In 1998 Tim Berners-Lee penned the historical essay “Cool URIs don’t change”, a treatise on keeping URIs (and URLs) active so content remains accessible and doesn’t just drop off the face of the CyberEarth because you wanted to re-organise your website. The post resonates so much with me and feels more applicable now then ever before as we enter an age of link rot with companies deleting swathes of valuable information when they don’t care about resources they acquire or just want to save a buck. A recent project of mine I describe at the end is about setting up ArchiveBox to take backups of all the outward-bound links from my blog and testing them regularly so I can be aware if they become inaccessible and retain a backup of what was once there.
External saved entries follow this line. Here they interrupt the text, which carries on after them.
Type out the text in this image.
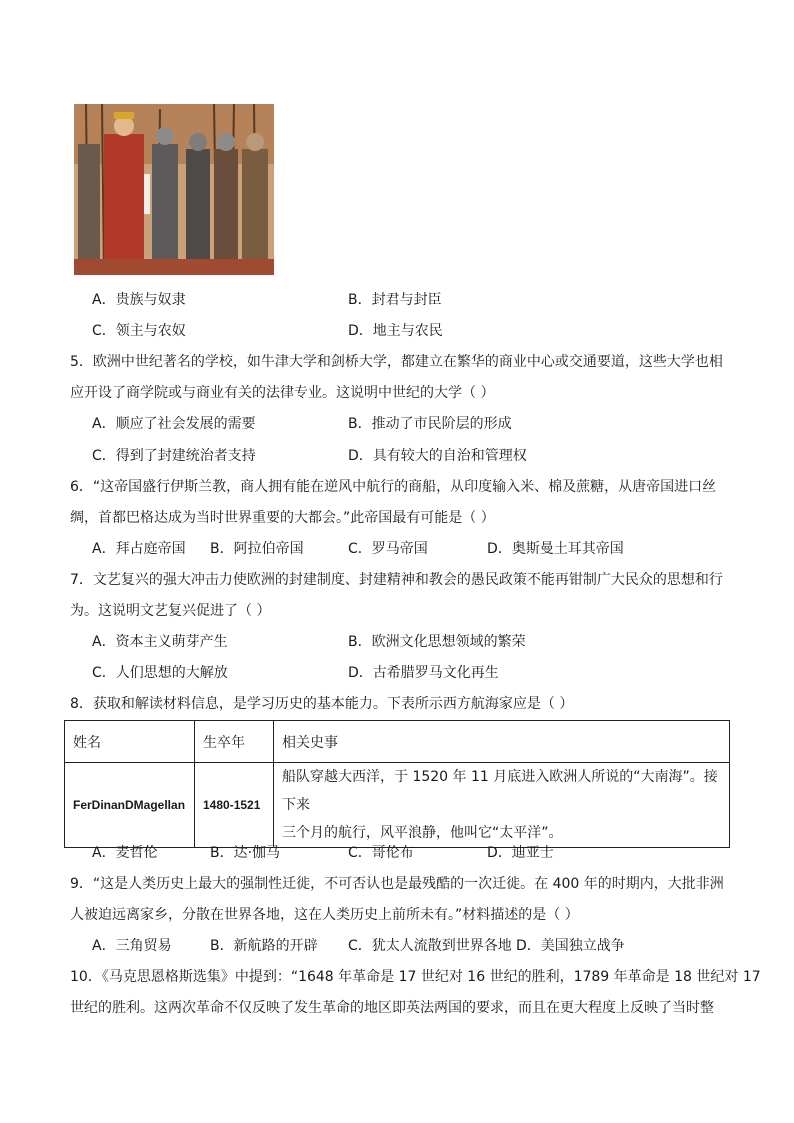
A．贵族与奴隶	B．封君与封臣
C．领主与农奴	D．地主与农民
5．欧洲中世纪著名的学校，如牛津大学和剑桥大学，都建立在繁华的商业中心或交通要道，这些大学也相
应开设了商学院或与商业有关的法律专业。这说明中世纪的大学（ ）
A．顺应了社会发展的需要	B．推动了市民阶层的形成
C．得到了封建统治者支持	D．具有较大的自治和管理权
6．“这帝国盛行伊斯兰教，商人拥有能在逆风中航行的商船，从印度输入米、棉及蔗糖，从唐帝国进口丝
绸，首都巴格达成为当时世界重要的大都会。”此帝国最有可能是（ ）
A．拜占庭帝国 B．阿拉伯帝国	C．罗马帝国	D．奥斯曼土耳其帝国
7．文艺复兴的强大冲击力使欧洲的封建制度、封建精神和教会的愚民政策不能再钳制广大民众的思想和行
为。这说明文艺复兴促进了（ ）
A．资本主义萌芽产生	B．欧洲文化思想领域的繁荣
C．人们思想的大解放	D．古希腊罗马文化再生
8．获取和解读材料信息，是学习历史的基本能力。下表所示西方航海家应是（ ）
姓名	生卒年	相关史事
FerDinanDMagellan	1480-1521	船队穿越大西洋，于 1520 年 11 月底进入欧洲人所说的“大南海”。接下来
三个月的航行，风平浪静，他叫它“太平洋”。
A．麦哲伦	B．达·伽马	C．哥伦布	D．迪亚士
9．“这是人类历史上最大的强制性迁徙，不可否认也是最残酷的一次迁徙。在 400 年的时期内，大批非洲
人被迫远离家乡，分散在世界各地，这在人类历史上前所未有。”材料描述的是（ ）
A．三角贸易	B．新航路的开辟 C．犹太人流散到世界各地 D．美国独立战争
10．《马克思恩格斯选集》中提到：“1648 年革命是 17 世纪对 16 世纪的胜利，1789 年革命是 18 世纪对 17
世纪的胜利。这两次革命不仅反映了发生革命的地区即英法两国的要求，而且在更大程度上反映了当时整
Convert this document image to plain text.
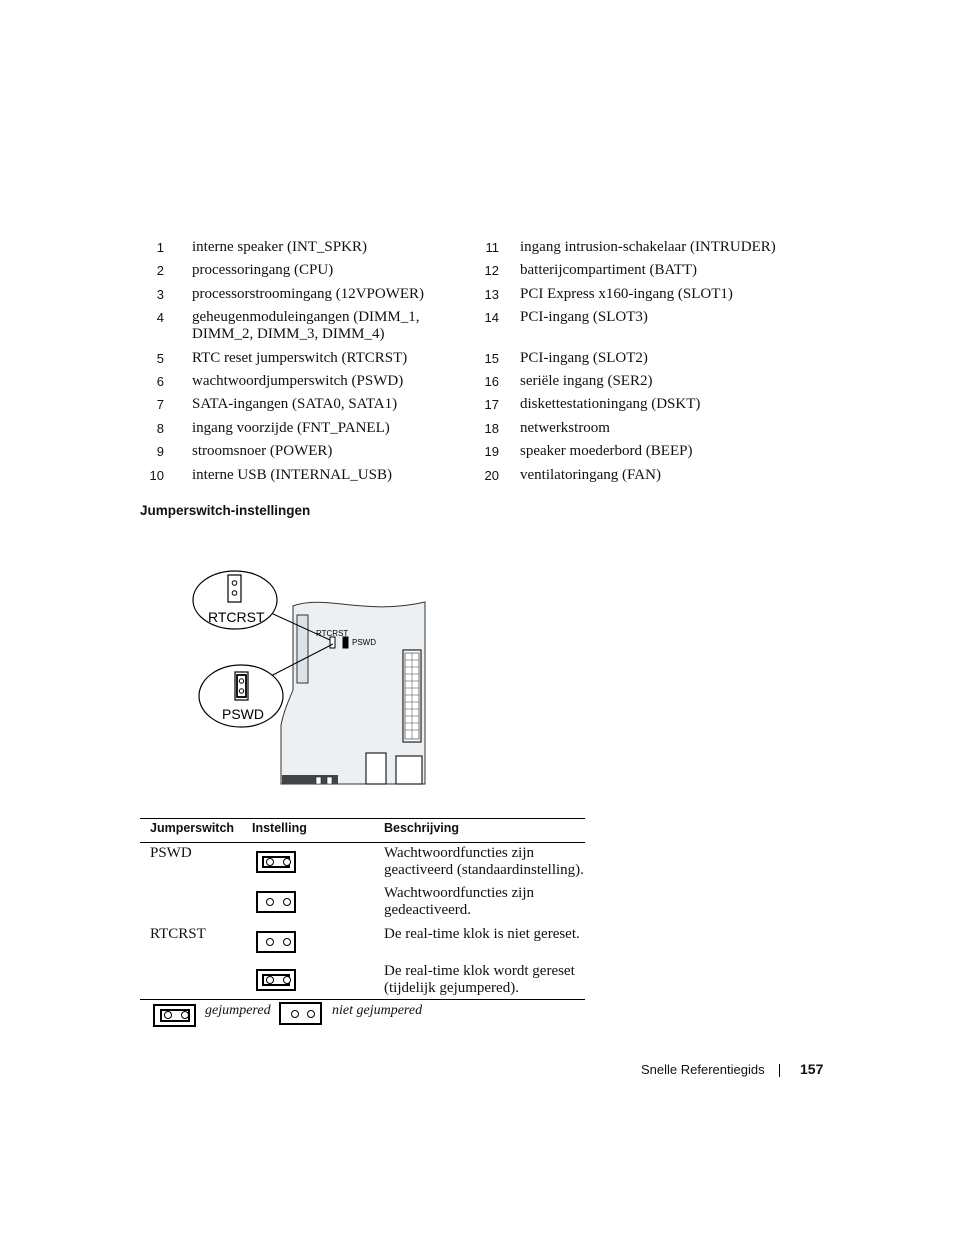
1 interne speaker (INT_SPKR)
2 processoringang (CPU)
3 processorstroomingang (12VPOWER)
4 geheugenmoduleingangen (DIMM_1,
DIMM_2, DIMM_3, DIMM_4)
5 RTC reset jumperswitch (RTCRST)
6 wachtwoordjumperswitch (PSWD)
7 SATA-ingangen (SATA0, SATA1)
8 ingang voorzijde (FNT_PANEL)
9 stroomsnoer (POWER)
10 interne USB (INTERNAL_USB)
11 ingang intrusion-schakelaar (INTRUDER)
12 batterijcompartiment (BATT)
13 PCI Express x160-ingang (SLOT1)
14 PCI-ingang (SLOT3)
15 PCI-ingang (SLOT2)
16 seriële ingang (SER2)
17 diskettestationingang (DSKT)
18 netwerkstroom
19 speaker moederbord (BEEP)
20 ventilatoringang (FAN)
Jumperswitch-instellingen
RTCRST
PSWD
RTCRST
PSWD
Jumperswitch Instelling	Beschrijving
PSWD	Wachtwoordfuncties zijn geactiveerd (standaardinstelling).
Wachtwoordfuncties zijn gedeactiveerd.
RTCRST	De real-time klok is niet gereset.
De real-time klok wordt gereset (tijdelijk gejumpered).
gejumpered	niet gejumpered
Snelle Referentiegids	157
This post is be organised into the following sections:
- Link Rot, A Fecundity Of Absence - A brief overview of what link rot is, some examples, and why it is a growing problem.
- Way To Go, Wayback Machine - Web archiving through the Internet Archive and the self-hosted ArchiveBox.
- Archive Of My Own (Blog) - The technical side of what I built to test my blog links and be aware of link rot.
Link Rot, A Fecundity Of Absence
Link rot is the process by which content is no longer accessible by a URL that was previously a gateway to that content.
As in Tim’s essay, a common cause of link rot is when people reorganise their CMS, choosing new URLs for content to match a new organisational strategy. In some cases this can lead to a 404 Not Found error but in arguably more insidious cases the link can continue to work but no longer be updated - dangerous for pages that previously supplied severe weather notifications or health advice. But a problem we face more and more is content that is just deleted entirely. Articles, reviews, news pieces, instructions, and lesson plans, disappearing off the cyberface of the world regardless of whether they might still be relevant.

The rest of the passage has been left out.